Insider trading penalty raised to jail time
A former tax consultant from a "big four" accounting firm has been sentenced to nearly two years' jail for insider trading.
Nicholas Glynatsis, 30, has been convicted of using inside information - gained while working in PricewaterhouseCoopers' tax and legal department - to trade financial products in numerous energy and resource companies between November 2009 and 2010.
He was convicted of using his knowledge of impending company takeovers to make gross profits of $50,826, for himself and his relatives. He invested a total of $371,507 to do so.
In December, Glynatsis was sentenced to two years' jail, to be served by way of community service. But that decision was overturned in the NSW Supreme Court on Friday.

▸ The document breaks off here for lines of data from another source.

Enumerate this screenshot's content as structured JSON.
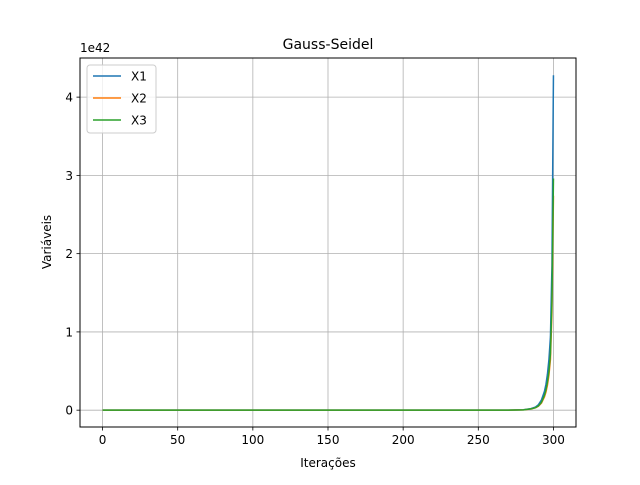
{
  "chart_data": {
    "type": "line",
    "title": "Gauss-Seidel",
    "xlabel": "Iterações",
    "ylabel": "Variáveis",
    "y_offset_label": "1e42",
    "y_scale": 1e+42,
    "xlim": [
      -15,
      315
    ],
    "ylim": [
      -0.215,
      4.5
    ],
    "x_ticks": [
      0,
      50,
      100,
      150,
      200,
      250,
      300
    ],
    "y_ticks": [
      0,
      1,
      2,
      3,
      4
    ],
    "grid": true,
    "legend_position": "top-left",
    "x": [
      0,
      50,
      100,
      150,
      200,
      250,
      270,
      280,
      285,
      288,
      290,
      292,
      294,
      295,
      296,
      297,
      298,
      299,
      300
    ],
    "series": [
      {
        "name": "X1",
        "color": "#1f77b4",
        "values": [
          0,
          0,
          0,
          0,
          0,
          0,
          0.001,
          0.005,
          0.02,
          0.04,
          0.07,
          0.13,
          0.24,
          0.33,
          0.46,
          0.65,
          0.94,
          1.85,
          4.28
        ]
      },
      {
        "name": "X2",
        "color": "#ff7f0e",
        "values": [
          0,
          0,
          0,
          0,
          0,
          0,
          0.001,
          0.004,
          0.015,
          0.03,
          0.05,
          0.09,
          0.17,
          0.23,
          0.32,
          0.45,
          0.65,
          1.25,
          2.74
        ]
      },
      {
        "name": "X3",
        "color": "#2ca02c",
        "values": [
          0,
          0,
          0,
          0,
          0,
          0,
          0.001,
          0.004,
          0.016,
          0.032,
          0.055,
          0.1,
          0.19,
          0.26,
          0.36,
          0.5,
          0.72,
          1.4,
          2.96
        ]
      }
    ]
  }
}
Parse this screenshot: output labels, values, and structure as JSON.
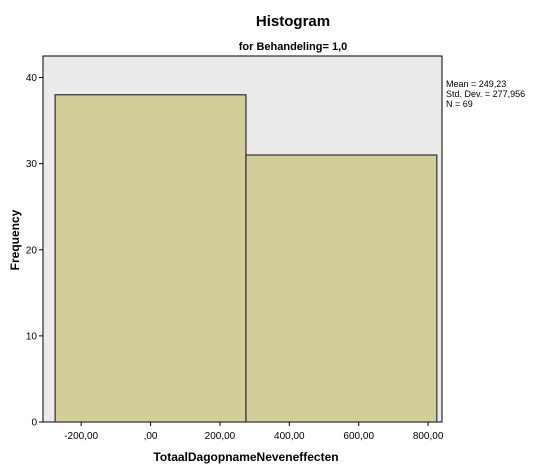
{
  "chart_data": {
    "type": "bar",
    "title": "Histogram",
    "subtitle": "for Behandeling= 1,0",
    "xlabel": "TotaalDagopnameNeveneffecten",
    "ylabel": "Frequency",
    "xlim": [
      -310,
      840
    ],
    "ylim": [
      0,
      42.5
    ],
    "x_ticks": [
      -200,
      0,
      200,
      400,
      600,
      800
    ],
    "x_tick_labels": [
      "-200,00",
      ",00",
      "200,00",
      "400,00",
      "600,00",
      "800,00"
    ],
    "y_ticks": [
      0,
      10,
      20,
      30,
      40
    ],
    "y_tick_labels": [
      "0",
      "10",
      "20",
      "30",
      "40"
    ],
    "bins": [
      {
        "x0": -275,
        "x1": 275,
        "value": 38
      },
      {
        "x0": 275,
        "x1": 825,
        "value": 31
      }
    ],
    "stats": {
      "mean": "Mean = 249,23",
      "std_dev": "Std. Dev. = 277,956",
      "n": "N = 69"
    },
    "grid": false,
    "legend": "none"
  },
  "colors": {
    "plot_background": "#ebebeb",
    "bar_fill": "#d3ce97",
    "bar_stroke": "#3c3c3c",
    "axis": "#000000"
  }
}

Glynatsis has been resentenced to 21 months' jail, after an appeal from the Crown, and will be released from prison on December 11, 2013, pending good behaviour.
Justice Clifton Hoeben said no other sentence would "adequately reflect the seriousness of the offences".
Glynatsis started working with PwC in early 2007. Within two years he had become a senior consultant in the tax and legal department.
The position gave him access to records and files of PwC's clients and projects for which it had been asked to provide advice.
It also gave him exclusive use of a laptop with a program that gave him access to a record management system housing caches of files relating to PwC's clients.
According to court documents, Glynatsis viewed confidential documents that identified proposed transactions involving PwC clients such as corporate takeovers, and then traded in shares with derivative products called contracts for difference, or CFDs.
He set up a trading account with CMC Markets Asia Pacific in his own name and three separate accounts held by his relatives.
The trades took place between November 2009 and 2010, and he resigned from the company in June 2011 after his offences were detected.